Like a spherical burst aerial shell launched into a thick cloudbank, the July 4 news (reg. req.) of a detainee deal with Saudi Arabia, involving the release of five Saudi terror suspects from Guantanamo Bay, briefly ignited and then dissolved in the gloom, making little impression on the public.
Originally appearing on the front page of The New York Times, an obscure journal based in a metropolitan area some distance east of New Jersey, the story of the release, in which the Saudi suspects were given back to their home country in exchange for the release of seven British, Canadian, and Belgian prisoners held in Saudi Arabia, has gotten little followup. Half-hearted denials from Saudi and U.S. officials ("This is a case of connecting dots that don't," says a "senior Saudi official," while National Security Council spokesman Sean McCormick says, "There is no recollection here of any linkage between [the two releases]") encourage the impression that the story is correct in its general claims.

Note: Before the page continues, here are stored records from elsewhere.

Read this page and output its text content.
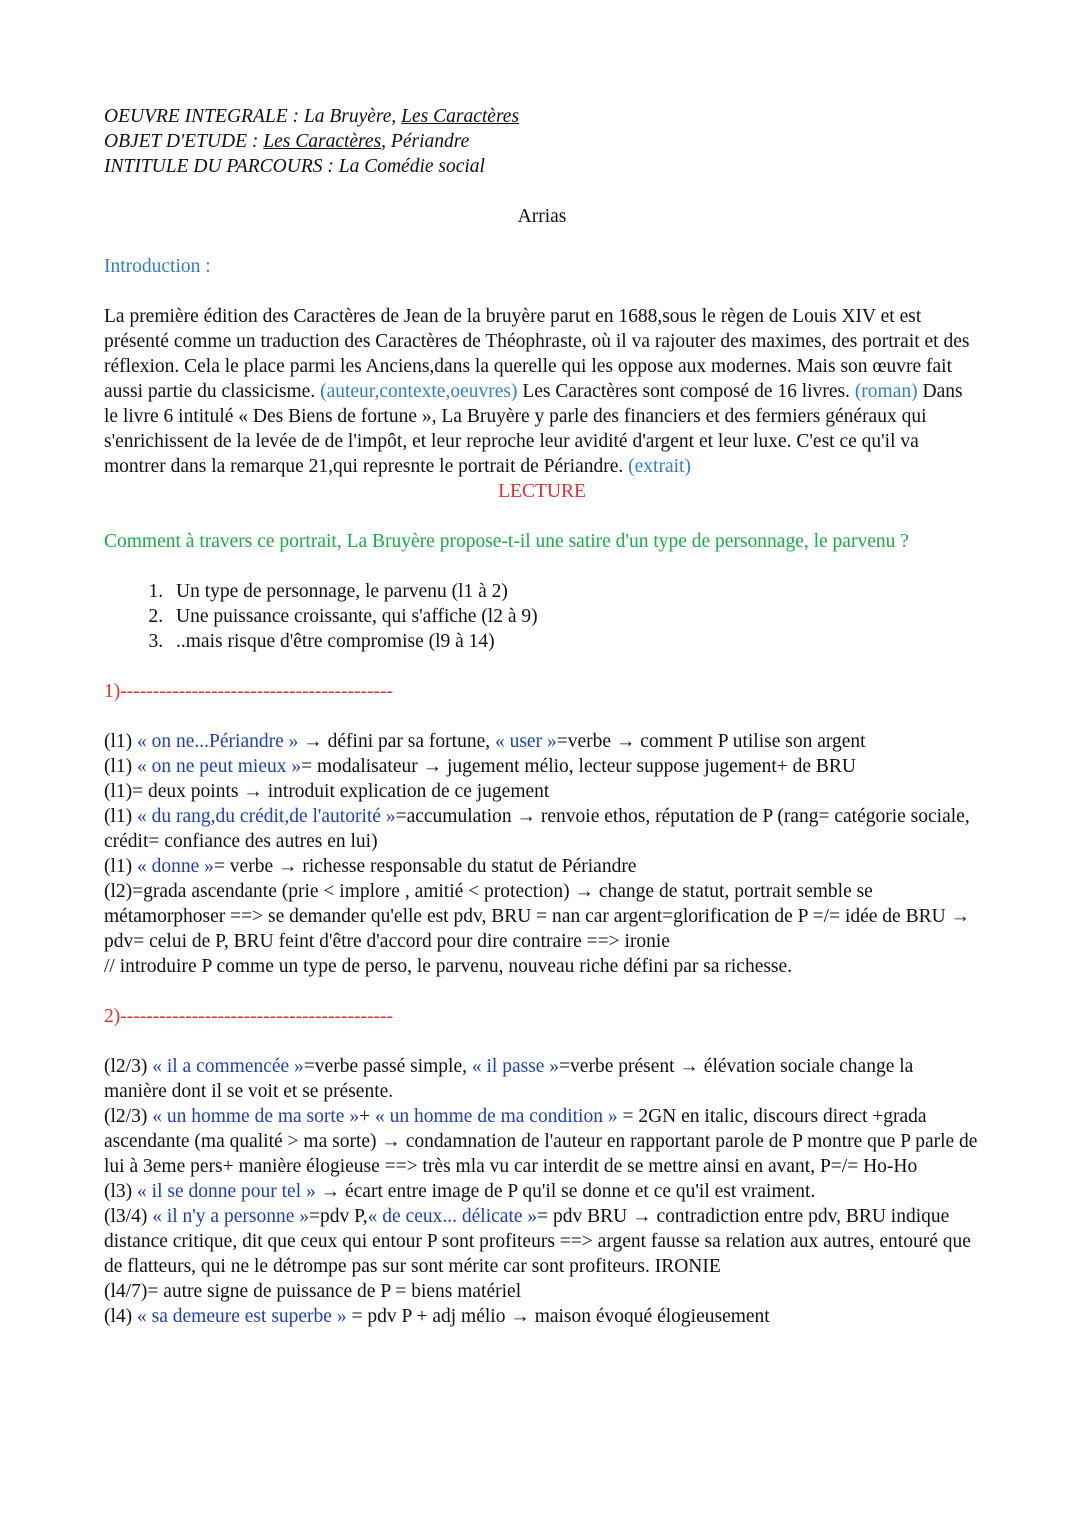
OEUVRE INTEGRALE : La Bruyère, Les Caractères
OBJET D'ETUDE : Les Caractères, Périandre
INTITULE DU PARCOURS : La Comédie social
Arrias
Introduction :

La première édition des Caractères de Jean de la bruyère parut en 1688,sous le règen de Louis XIV et est présenté comme un traduction des Caractères de Théophraste, où il va rajouter des maximes, des portrait et des réflexion. Cela le place parmi les Anciens,dans la querelle qui les oppose aux modernes. Mais son œuvre fait aussi partie du classicisme. (auteur,contexte,oeuvres) Les Caractères sont composé de 16 livres. (roman) Dans le livre 6 intitulé « Des Biens de fortune », La Bruyère y parle des financiers et des fermiers généraux qui s'enrichissent de la levée de de l'impôt, et leur reproche leur avidité d'argent et leur luxe. C'est ce qu'il va montrer dans la remarque 21,qui represnte le portrait de Périandre. (extrait)

LECTURE

Comment à travers ce portrait, La Bruyère propose-t-il une satire d'un type de personnage, le parvenu ?

1. Un type de personnage, le parvenu (l1 à 2)
2. Une puissance croissante, qui s'affiche (l2 à 9)
3. ..mais risque d'être compromise (l9 à 14)
1)------------------------------------------

(l1) « on ne...Périandre » → défini par sa fortune, « user »=verbe → comment P utilise son argent

(l1) « on ne peut mieux »= modalisateur → jugement mélio, lecteur suppose jugement+ de BRU

(l1)= deux points → introduit explication de ce jugement

(l1) « du rang,du crédit,de l'autorité »=accumulation → renvoie ethos, réputation de P (rang= catégorie sociale, crédit= confiance des autres en lui)

(l1) « donne »= verbe → richesse responsable du statut de Périandre

(l2)=grada ascendante (prie < implore , amitié < protection) → change de statut, portrait semble se métamorphoser ==> se demander qu'elle est pdv, BRU = nan car argent=glorification de P =/= idée de BRU → pdv= celui de P, BRU feint d'être d'accord pour dire contraire ==> ironie

// introduire P comme un type de perso, le parvenu, nouveau riche défini par sa richesse.

2)------------------------------------------

(l2/3) « il a commencée »=verbe passé simple, « il passe »=verbe présent → élévation sociale change la manière dont il se voit et se présente.

(l2/3) « un homme de ma sorte »+ « un homme de ma condition » = 2GN en italic, discours direct +grada ascendante (ma qualité > ma sorte) → condamnation de l'auteur en rapportant parole de P montre que P parle de lui à 3eme pers+ manière élogieuse ==> très mla vu car interdit de se mettre ainsi en avant, P=/= Ho-Ho

(l3) « il se donne pour tel » → écart entre image de P qu'il se donne et ce qu'il est vraiment.

(l3/4) « il n'y a personne »=pdv P,« de ceux... délicate »= pdv BRU → contradiction entre pdv, BRU indique distance critique, dit que ceux qui entour P sont profiteurs ==> argent fausse sa relation aux autres, entouré que de flatteurs, qui ne le détrompe pas sur sont mérite car sont profiteurs. IRONIE

(l4/7)= autre signe de puissance de P = biens matériel

(l4) « sa demeure est superbe » = pdv P + adj mélio → maison évoqué élogieusement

Even if the international dealmaking is less clear-cut than the Times suggests—and more importantly, even if the analysis by reporters Don Van Natta and Tim Golden, suggesting that the 2003 release was aimed at muting Saudi opposition to the invasion of Iraq, is unfounded—it is striking that our Saudi allies were able to get their nationals released from Guantanamo before such other American friends as Spain, Denmark, and the United Kingdom. Perhaps those countries could learn a thing or two from the Gulf kingdom about firm commitment to the war on terrorism and scrupulous honesty in matters of law and order. In any event, the news raises some interesting points:
• Despite much publicity about the militant threat to the teetering House of Saud, it's still pretty good to be the king. The Saudis can still command priority of diplomatic treatment, and in exchange they have to do, well, not much. The seven prisoners released from Saudi in the 2003 exchange were held on fairly dubious charges; British officials believe they were tortured into making confessions.
• With questions about the guilt or innocence of Guantanamo detainees now causing much consternation in the United States, it's interesting that we'll probably never have any determination of the status of these five Saudi detainees. One official from the kingdom characterized them as "low-level foot soldiers or even groupies, who were working for charities and who posed no threat," while an American noted that they had clear Al Qaeda connections and had not cooperated with interrogators. In a final note of uncertainty, Saudi officials have even managed to lie about the prisoners' post-Gitmo fates, claiming variously that they were released from Saudi custody or are still being held. Perhaps we'll have to wait for the mushroom cloud before we can be sure about who's who.
• The State Department, always a handy villain where Saudi perfidy is at issue, is again on the scene, but with a twist. Devotees of the hard, massy books about State collusion with the Saudis that have darkened the countryside in recent years— Joel Mowbray's Dangerous Diplomacy, Robert Baer's Sleeping With the Devil, Thomas W. Lippman's Inside the Mirage, Patricia Roush's At Any Price, to name just a few—know the general outlines: careerist hacks and get-along-go-along Arabists willing to brook every despotism in pursuit of craven diplomacy. In this case, however, the mastermind of the scheme was no careerist, and certainly no Arabist, but then-Ambassador to Saudi Arabia Robert Jordan, a Houston-based lawyer with no diplomatic experience who earned his ambassadorial plum by getting George W. Bush off on an insider trading charge in 1990. (Interestingly, Secretary of Defense Rumsfeld emerges here as an opponent of the trade.) Certainly an argument could be made that the real State Department threat is not coming from the devoted lifelong public servants but from the dilettantes, tourists and other bums who get patronage assignments overseas. (I'm not saying the argument is true, but if I were a State wonk I'd be pitching it to a publisher.)
• "This presented itself as a way for the United States to help its friends, both the Brits and the Saudis," one unnamed American source tells the Times. "It's what diplomacy is all about." Maybe so, but then, what is war about? The United States certainly has more dependable allies in the fight against militant Islam, who deserve at least as much courtesy as the Saudis. Australia, for example, actually supplied troops for the invasion of Iraq, but last anybody checked Prime Minister John Howard did not have clemency rights over Australians held in Guantanamo.
• Finally, where are the supporters of President Bush—a bunch not ordinarily reticent about condemning Islamists and their fellow travelers—when one of his flunkies makes a deal that at best appears highly unsavory and at worst is lethally contrary to American interests? It doesn't speak well of the right that the serious questions about Bush's closeness to the royal family of Saudi Arabia seem of interest mainly to highly impeachable figures like Michael Moore. The war on terrorism should demand more honest accounting. I already know the Saudis are on the other side. But how does the President feel about the Saudis?